The bible teaches us to live in harmony with one another. Do not be proud, but be willing to associate with people of low position. Do not be conceited. (Romans 12:16). and this past weekend I have had another one of those life lessons telling me that I am not perfect and still just a christian in training. I am not, by any means, there yet. Another great verse in the bible that brings this all home is found at 1 Peter 3: 3-4. “Your beauty should not come from outward adornment, such as elaborate hairstyles and the wearing of gold jewelry or fine clothes. Rather, it should be that of your inner self, the unfading beauty of a gentle and quiet spirit, which is of great worth in God’s sight.”.

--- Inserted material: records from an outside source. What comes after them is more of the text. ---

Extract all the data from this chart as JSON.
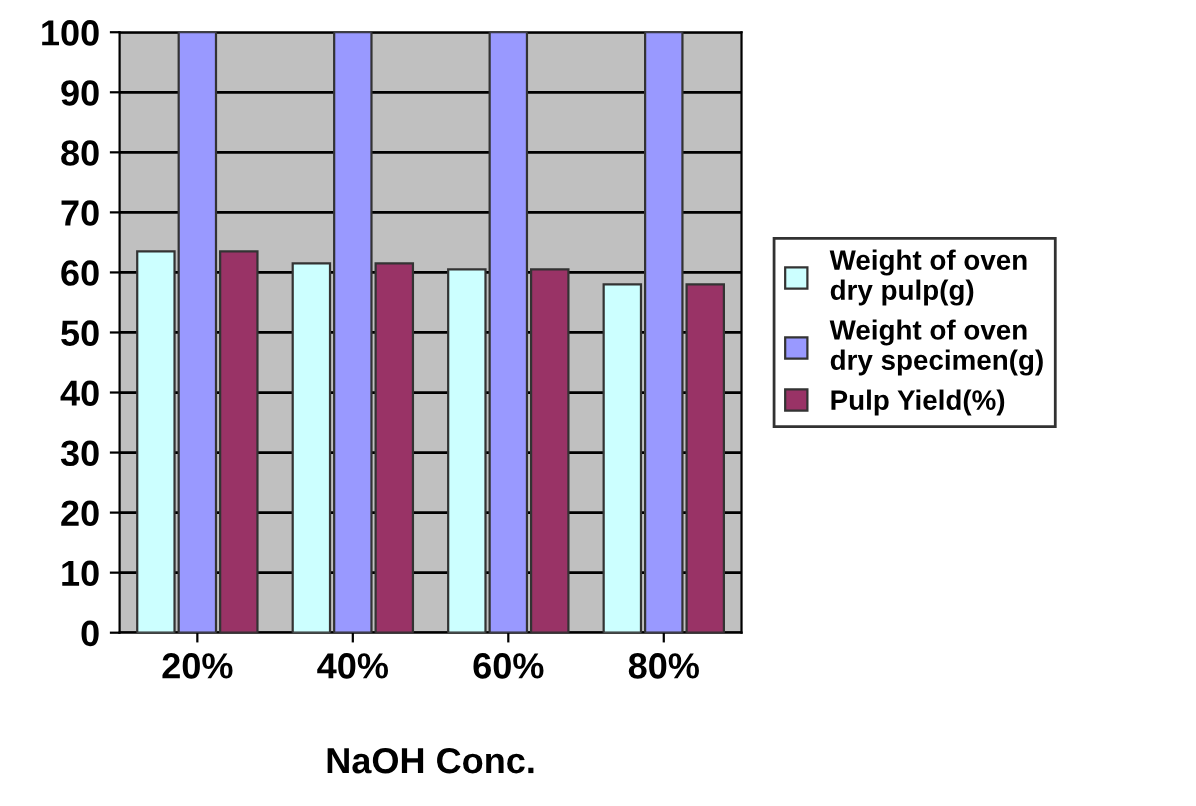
{
  "chart_data": {
    "type": "bar",
    "xlabel": "NaOH Conc.",
    "categories": [
      "20%",
      "40%",
      "60%",
      "80%"
    ],
    "series": [
      {
        "name": "Weight of oven dry pulp(g)",
        "color": "#ccffff",
        "values": [
          63.5,
          61.5,
          60.5,
          58
        ]
      },
      {
        "name": "Weight of oven dry specimen(g)",
        "color": "#9999ff",
        "values": [
          100,
          100,
          100,
          100
        ]
      },
      {
        "name": "Pulp Yield(%)",
        "color": "#993366",
        "values": [
          63.5,
          61.5,
          60.5,
          58
        ]
      }
    ],
    "ylim": [
      0,
      100
    ],
    "yticks": [
      0,
      10,
      20,
      30,
      40,
      50,
      60,
      70,
      80,
      90,
      100
    ],
    "grid": "y",
    "legend": "right"
  }
}
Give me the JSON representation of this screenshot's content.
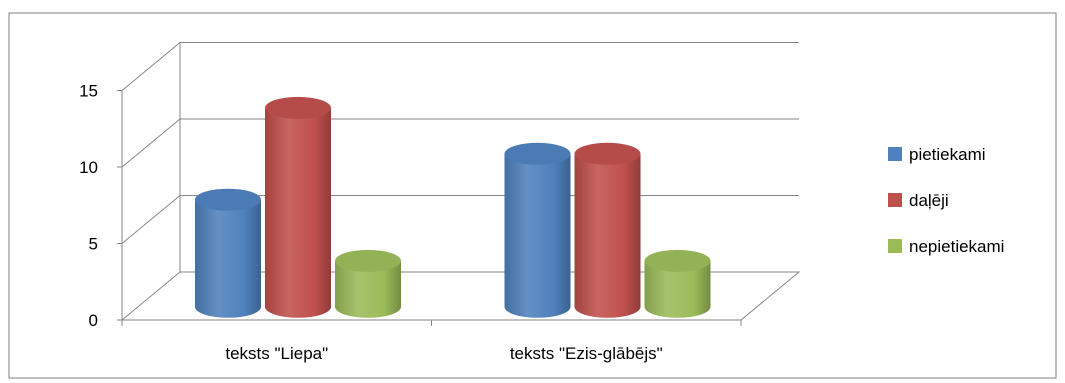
{
  "chart_data": {
    "type": "bar",
    "style": "3d-cylinder",
    "categories": [
      "teksts \"Liepa\"",
      "teksts \"Ezis-glābējs\""
    ],
    "series": [
      {
        "name": "pietiekami",
        "values": [
          7,
          10
        ],
        "color": "#4f81bd"
      },
      {
        "name": "daļēji",
        "values": [
          13,
          10
        ],
        "color": "#c0504d"
      },
      {
        "name": "nepietiekami",
        "values": [
          3,
          3
        ],
        "color": "#9bbb59"
      }
    ],
    "y_ticks": [
      "0",
      "5",
      "10",
      "15"
    ],
    "ylim": [
      0,
      15
    ],
    "grid": true,
    "legend_position": "right",
    "title": "",
    "xlabel": "",
    "ylabel": ""
  }
}
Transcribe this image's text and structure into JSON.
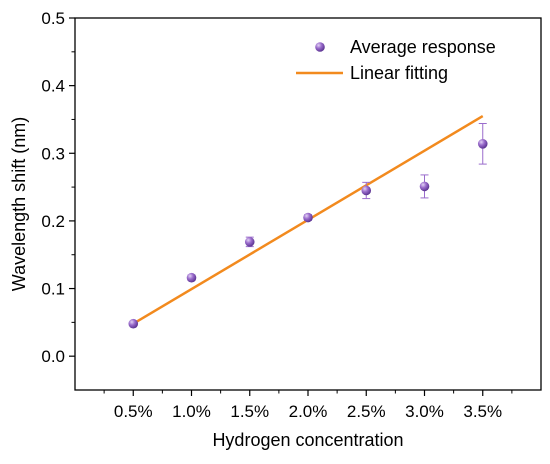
{
  "chart_data": {
    "type": "scatter",
    "title": "",
    "xlabel": "Hydrogen concentration",
    "ylabel": "Wavelength shift (nm)",
    "x": [
      "0.5%",
      "1.0%",
      "1.5%",
      "2.0%",
      "2.5%",
      "3.0%",
      "3.5%"
    ],
    "x_values": [
      0.5,
      1.0,
      1.5,
      2.0,
      2.5,
      3.0,
      3.5
    ],
    "xlim": [
      0.0,
      4.0
    ],
    "ylim": [
      -0.05,
      0.5
    ],
    "yticks": [
      "0.0",
      "0.1",
      "0.2",
      "0.3",
      "0.4",
      "0.5"
    ],
    "ytick_values": [
      0.0,
      0.1,
      0.2,
      0.3,
      0.4,
      0.5
    ],
    "grid": false,
    "legend_position": "top-right",
    "series": [
      {
        "name": "Average response",
        "kind": "scatter",
        "color": "#8a5bbf",
        "y": [
          0.048,
          0.116,
          0.169,
          0.205,
          0.245,
          0.251,
          0.314
        ],
        "error": [
          0.003,
          0.004,
          0.007,
          0.004,
          0.012,
          0.017,
          0.03
        ]
      },
      {
        "name": "Linear fitting",
        "kind": "line",
        "color": "#f28a1e",
        "x_range": [
          0.5,
          3.5
        ],
        "y_range": [
          0.048,
          0.355
        ]
      }
    ]
  }
}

So yes, this weekend I was week, I judged wrongly and found humility in a very big, nasty tasting pill but it is one I made myself. When we go out in to the world we very often like to give the physical, external impression that we are good people, we like to present ourselves to impress others. We should really be concentrating on our soul and our inner self. By showing humility and being wise, generous and kind, others will know what kind of person we are and in turn God will see too. I personally hope that this has brought me to a better place in my life. But please remember, we are not perfect, any of us. But we can try to be better people.